Jumat, 15 Desember 2017 | 13:22:54 WIB | Dibaca: 122 Kali

PENGHARGAAN: PLN mendapatkan  penghargaan dua kategori sekaligus dari Komisi Pemberantasan Korupsi (KPK).

JAKARTA - PLN terus berkomitmen mengimplementasikan sikap berintegritas serta  transparan sesuai dengan good corporate governance. Komitmen itu membuat membuahkan penghargaan dua kategori sekaligus dari Komisi Pemberantasan Korupsi (KPK).

Yakni kategori instansi dengan Implementasi e-LHKPN terbaik dan Tingkat Kepatuhan Pelaporan LHKPN terbaik yang diberikan oleh Komisi Pemberantasan Korupsi (KPK) di Hotel Bidakara, Jakarta,  Selasa (12/12). Penghargaan ini merupakan rangkaian dari kegiatan peringatan Hari Anti Korupsi Sedunia (Hakordia) di Indonesia.

Penghargaan yang diterima langsung oleh Direktur Human Capital Management PLN Muhamad Ali dari Komisioner KPK Laode M. Syarif dan Alexander Marwata ini menjadi pencapaian bergengsi bagi PLN. Pasalnya hal ini menjadi bukti PLN sebagai penyelenggara negara (PN) telah secara transparan melaporkan harta kekayaannya.

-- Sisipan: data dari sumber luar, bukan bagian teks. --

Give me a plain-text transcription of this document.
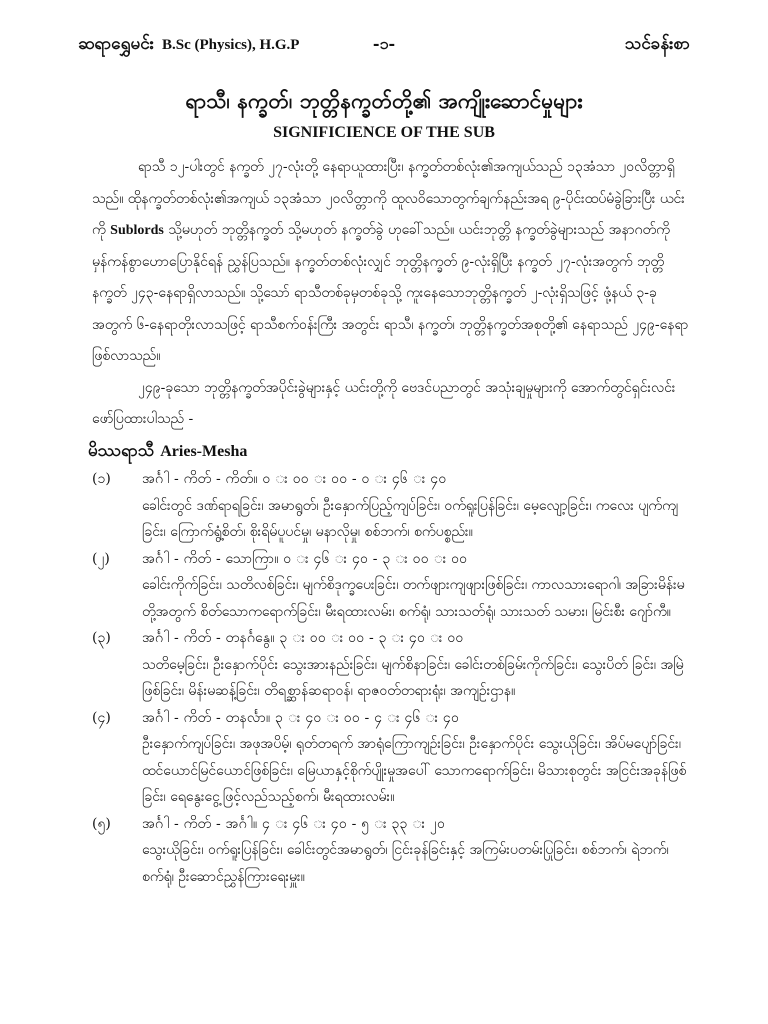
ဆရာရွှေမင်း B.Sc (Physics), H.G.P	-၁-	သင်ခန်းစာ
ရာသီ၊ နက္ခတ်၊ ဘုတ္တိနက္ခတ်တို့၏ အကျိုးဆောင်မှုများ
SIGNIFICIENCE OF THE SUB

ရာသီ ၁၂-ပါးတွင် နက္ခတ် ၂၇-လုံးတို့ နေရာယူထားပြီး၊ နက္ခတ်တစ်လုံး၏အကျယ်သည် ၁၃အံသာ ၂၀လိတ္တာရှိသည်။ ထိုနက္ခတ်တစ်လုံး၏အကျယ် ၁၃အံသာ ၂၀လိတ္တာကို ထူလဝိသောတွက်ချက်နည်းအရ ၉-ပိုင်းထပ်မံခွဲခြားပြီး ယင်းကို Sublords သို့မဟုတ် ဘုတ္တိနက္ခတ် သို့မဟုတ် နက္ခတ်ခွဲ ဟုခေါ်သည်။ ယင်းဘုတ္တိ နက္ခတ်ခွဲများသည် အနာဂတ်ကို မှန်ကန်စွာဟောပြောနိုင်ရန် ညွှန်ပြသည်။ နက္ခတ်တစ်လုံးလျှင် ဘုတ္တိနက္ခတ် ၉-လုံးရှိပြီး နက္ခတ် ၂၇-လုံးအတွက် ဘုတ္တိနက္ခတ် ၂၄၃-နေရာရှိလာသည်။ သို့သော် ရာသီတစ်ခုမှတစ်ခုသို့ ကူးနေသောဘုတ္တိနက္ခတ် ၂-လုံးရှိသဖြင့် ဖုံ့နယ် ၃-ခုအတွက် ၆-နေရာတိုးလာသဖြင့် ရာသီစက်ဝန်းကြီး အတွင်း ရာသီ၊ နက္ခတ်၊ ဘုတ္တိနက္ခတ်အစုတို့၏ နေရာသည် ၂၄၉-နေရာဖြစ်လာသည်။

၂၄၉-ခုသော ဘုတ္တိနက္ခတ်အပိုင်းခွဲများနှင့် ယင်းတို့ကို ဗေဒင်ပညာတွင် အသုံးချမှုများကို အောက်တွင်ရှင်းလင်း ဖော်ပြထားပါသည် -

မိဿရာသီ Aries-Mesha
(၁)	အင်္ဂါ - ကိတ် - ကိတ်။ ၀ း ၀၀ း ၀၀ - ၀ း ၄၆ း ၄၀
ခေါင်းတွင် ဒဏ်ရာရခြင်း၊ အမာရွတ်၊ ဦးနှောက်ပြည့်ကျပ်ခြင်း၊ ဝက်ရူးပြန်ခြင်း၊ မေ့လျော့ခြင်း၊ ကလေး ပျက်ကျခြင်း၊ ကြောက်ရွံ့စိတ်၊ စိုးရိမ်ပူပင်မှု၊ မနာလိုမှု၊ စစ်ဘက်၊ စက်ပစ္စည်း။
(၂)	အင်္ဂါ - ကိတ် - သောကြာ။ ၀ း ၄၆ း ၄၀ - ၃ း ၀၀ း ၀၀
ခေါင်းကိုက်ခြင်း၊ သတိလစ်ခြင်း၊ မျက်စိဒုက္ခပေးခြင်း၊ တက်ဖျားကျဖျားဖြစ်ခြင်း၊ ကာလသားရောဂါ၊ အခြားမိန်းမတို့အတွက် စိတ်သောကရောက်ခြင်း၊ မီးရထားလမ်း၊ စက်ရုံ၊ သားသတ်ရုံ၊ သားသတ် သမား၊ မြင်းစီး ဂျော်ကီ။
(၃)	အင်္ဂါ - ကိတ် - တနင်္ဂနွေ။ ၃ း ၀၀ း ၀၀ - ၃ း ၄၀ း ၀၀
သတိမေ့ခြင်း၊ ဦးနှောက်ပိုင်း သွေးအားနည်းခြင်း၊ မျက်စိနာခြင်း၊ ခေါင်းတစ်ခြမ်းကိုက်ခြင်း၊ သွေးပိတ် ခြင်း၊ အမြဲဖြစ်ခြင်း၊ မိန်းမဆန့်ခြင်း၊ တိရစ္ဆာန်ဆရာဝန်၊ ရာဇဝတ်တရားရုံး၊ အကျဉ်းဌာန။
(၄)	အင်္ဂါ - ကိတ် - တနင်္လာ။ ၃ း ၄၀ း ၀၀ - ၄ း ၄၆ း ၄၀
ဦးနှောက်ကျပ်ခြင်း၊ အဖုအပိမ့်၊ ရုတ်တရက် အာရုံကြောကျဉ်းခြင်း၊ ဦးနှောက်ပိုင်း သွေးယိုခြင်း၊ အိပ်မပျော်ခြင်း၊ ထင်ယောင်မြင်ယောင်ဖြစ်ခြင်း၊ မြေယာနှင့်စိုက်ပျိုးမှုအပေါ် သောကရောက်ခြင်း၊ မိသားစုတွင်း အငြင်းအခုန်ဖြစ်ခြင်း၊ ရေနွေးငွေ့ဖြင့်လည်သည့်စက်၊ မီးရထားလမ်း။
(၅)	အင်္ဂါ - ကိတ် - အင်္ဂါ။ ၄ း ၄၆ း ၄၀ - ၅ း ၃၃ း ၂၀
သွေးယိုခြင်း၊ ဝက်ရူးပြန်ခြင်း၊ ခေါင်းတွင်အမာရွတ်၊ ငြင်းခုန်ခြင်းနှင့် အကြမ်းပတမ်းပြုခြင်း၊ စစ်ဘက်၊ ရဲဘက်၊ စက်ရုံ၊ ဦးဆောင်ညွှန်ကြားရေးမှူး။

"Alhamdulillah PLN mendapatkan dua penghargaan terkait LHKPN pada ajang ini.  Bertepatan dengan peringatan Hari Anti Korupsi Sedunia. Semoga penghargaan ini dapat menambah semangat internal PLN untuk mengimplementasikan sikap berintegritas dan transparan sesuai dengan good corporate governance," ujar Direktur Human Capital Management PLN Muhamad Ali, dalam keterangan pressnya kemarin.

Dengan PLN menjadi instansi terbaik dalam hal tingkat kepatuhan pelaporan dan implementasi e-LHKPN, hal ini dapat meningkatkan kepercayaan masyarakat terhadap pejabat dan lembaga publik.  Serta mendukung tercapainya tujuan pemberantasan korupsi yang efektif. Terkait implementasi e-LHKPN, PLN lolos dengan kriteria terbaik karena terdapat regulasi baru, terbentuknya unit pengelola, validnya master data dan validnya daftar wajib lapor. Serta  persentase aktivasi Penyelenggara Negara online.

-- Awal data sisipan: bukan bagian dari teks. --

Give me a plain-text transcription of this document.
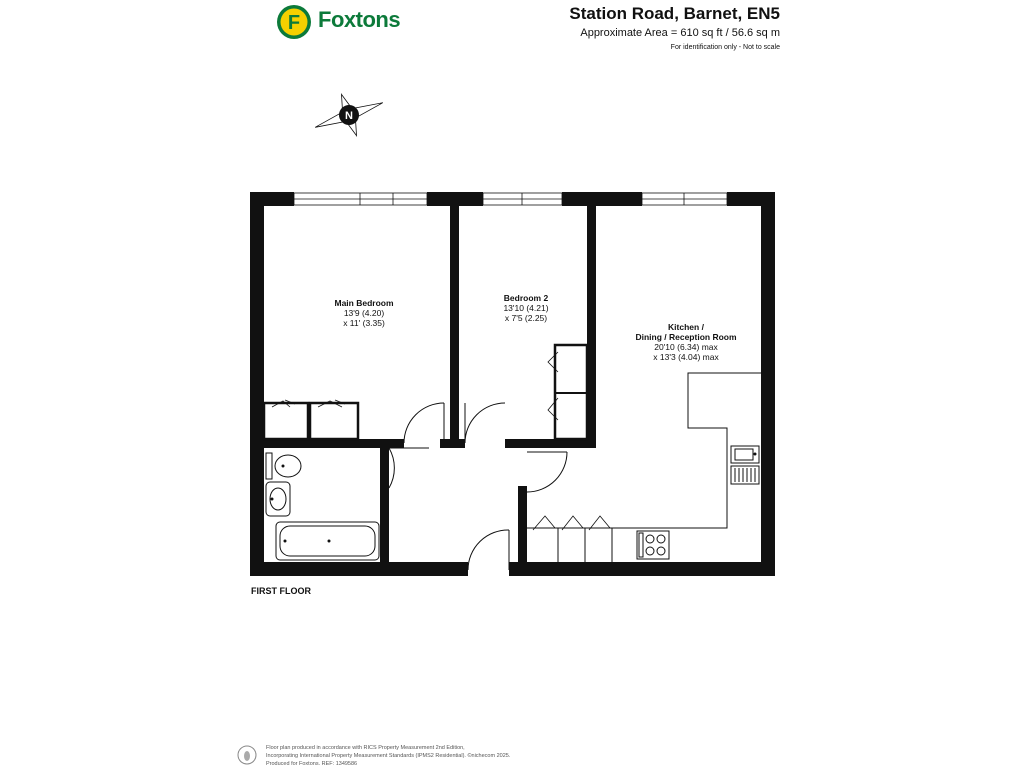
F Foxtons	Station Road, Barnet, EN5
Approximate Area = 610 sq ft / 56.6 sq m
For identification only - Not to scale
N
Main Bedroom
13'9 (4.20)
x 11' (3.35)
Bedroom 2
13'10 (4.21)
x 7'5 (2.25)
Kitchen /
Dining / Reception Room
20'10 (6.34) max
x 13'3 (4.04) max
FIRST FLOOR
Floor plan produced in accordance with RICS Property Measurement 2nd Edition,
Incorporating International Property Measurement Standards (IPMS2 Residential). ©nichecom 2025.
Produced for Foxtons. REF: 1349586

Saat ini, jumlah pejabat di lingkungan PLN yang sudah mengaktivasi e-LHKPN sebanyak 5.500 pegawai. Dari total jumlah yang wajib lapor sebanyak 7.023 pegawai.

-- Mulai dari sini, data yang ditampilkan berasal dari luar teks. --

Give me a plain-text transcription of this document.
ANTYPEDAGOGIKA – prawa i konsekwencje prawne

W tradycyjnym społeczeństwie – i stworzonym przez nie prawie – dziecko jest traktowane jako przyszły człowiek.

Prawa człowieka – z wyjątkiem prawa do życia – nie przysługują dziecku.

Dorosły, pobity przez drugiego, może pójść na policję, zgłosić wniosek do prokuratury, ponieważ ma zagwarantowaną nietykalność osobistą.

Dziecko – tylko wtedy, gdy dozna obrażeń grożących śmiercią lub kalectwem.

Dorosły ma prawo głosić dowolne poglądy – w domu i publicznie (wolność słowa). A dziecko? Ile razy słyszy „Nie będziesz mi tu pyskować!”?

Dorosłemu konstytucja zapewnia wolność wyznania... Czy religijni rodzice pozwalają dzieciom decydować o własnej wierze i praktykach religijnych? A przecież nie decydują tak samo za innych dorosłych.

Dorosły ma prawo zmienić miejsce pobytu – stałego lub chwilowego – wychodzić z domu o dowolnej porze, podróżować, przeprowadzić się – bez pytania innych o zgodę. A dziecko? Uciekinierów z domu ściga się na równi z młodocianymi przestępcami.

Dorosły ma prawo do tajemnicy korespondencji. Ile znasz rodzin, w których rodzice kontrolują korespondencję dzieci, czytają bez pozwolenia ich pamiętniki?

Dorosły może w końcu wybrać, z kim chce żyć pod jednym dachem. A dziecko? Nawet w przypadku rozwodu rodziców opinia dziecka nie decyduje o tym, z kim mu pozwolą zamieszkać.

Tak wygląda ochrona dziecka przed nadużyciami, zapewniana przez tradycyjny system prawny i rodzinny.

Lebih lanjut Ali mengatakan,  gerakan anti korupsi agar tertanam di dalam jiwa setiap insan PLN. Menurutnya, Gerakan tersebut adalah gerakan nasional dan internal PLN menjadi bagian untuk mendukung pemberantasan korupsi.

 

"Dengan kita mengimplementasikan gerakan anti gratifikasi dan anti korupsi, maka kita mendukung keberlangsungaan instansi atau perusahaan kita sendiri," pungkasnya. Sementara itu, sebelum sesi penerimaan penghargaan tersebut, turut hadir Wakil Presiden RI Jusuf Kalla. Ia memberikan arahan kepada seluruh perwakilan instansi yang hadir. Yakni terkait relevansi nasib bangsa Indonesia dengan perilaku anti korupsi.

"Negara sekaya apapun bisa jatuh karena korupsi. Karena itulah, apabila bangsa Indonesia ingin maju, ingin negeri ini tidak gagal, maka tentulah kita harus menjaga bangsa ini tidak rusak karena korupsi," ujarnya. "Jadi kami mengapresiasi perorangan atau lembaga yang turut berpartisipasi dalam memberantas korupsi. Untuk itu, dibutuhkan ketauladanan, kebersamaan dan hukum yang baik agar tidak timbul kekhawatiran akan korupsi," pungkasnya.